Eleven years later, Sieg is still making a living from the wear he loves, even if his biggest paychecks don’t come from the Dew Tour or
the X Games.
Sieg moved from his aborigine Minnesota to Greenville in the fall of 2001 just hoping to lie with the growing number of pros who helped the city earn the trade name Protown USA. He turned pro not long afterward, competed on the Dew Tour and earned a encourage-place finish in the Vans Triple Crown series in 2003.
But Sieg’s biggest brunt on the BMX world may wind up being the work he’s doing now with Rise Above BMX, a traveling classify of action sports pros who put on shows all over the country.

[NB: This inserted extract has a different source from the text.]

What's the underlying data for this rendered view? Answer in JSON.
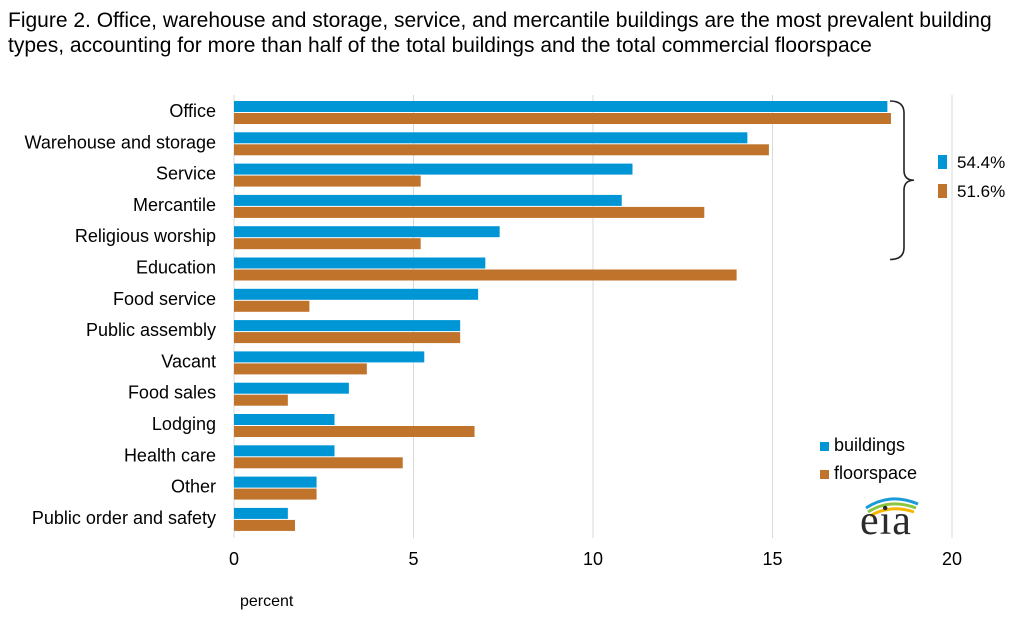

“During the spring and submission, we do a lot of shows and I actually manage a show team,” Sieg said. “I do the driving. I do the booking. I do the announcing. I do the riding. They’re for the most part school events, middle schools and stuff like that.”
Suitor Greenville rider Allan Cooke presented Sieg with an break to work with Haro bikes in the summer as a team manager for the Haro BMX Demo Coerce, a program that features mini-ramps and brand new Haro bikes for kids to outing.
It’s a win-win for the bike shops that host the Haro events since they don’t have to pay Sieg and callers, and for Sieg and other riders who put on the clinics.
“It’s a good feeling,” Sieg said.
“We get parents coming up to us all the age who are really pumped
about that.”
Having immersed himself in the Greenville disagreeable situation for more than a decade, Sieg can call local BMX luminaries like Dave Mirra, Mike Laird and Daniel Dhers, among others, friends while also keeping his handle on the pulse of the area’s best amateur riders.
Like many of the “old form” Protown crowd, the outspoken Sieg echoed the opinion Laird and others voiced in Mark Losey’s outstanding documentary “Pro Metropolis: Greenville” when Sieg said things changed once BMX started to become more mainstream.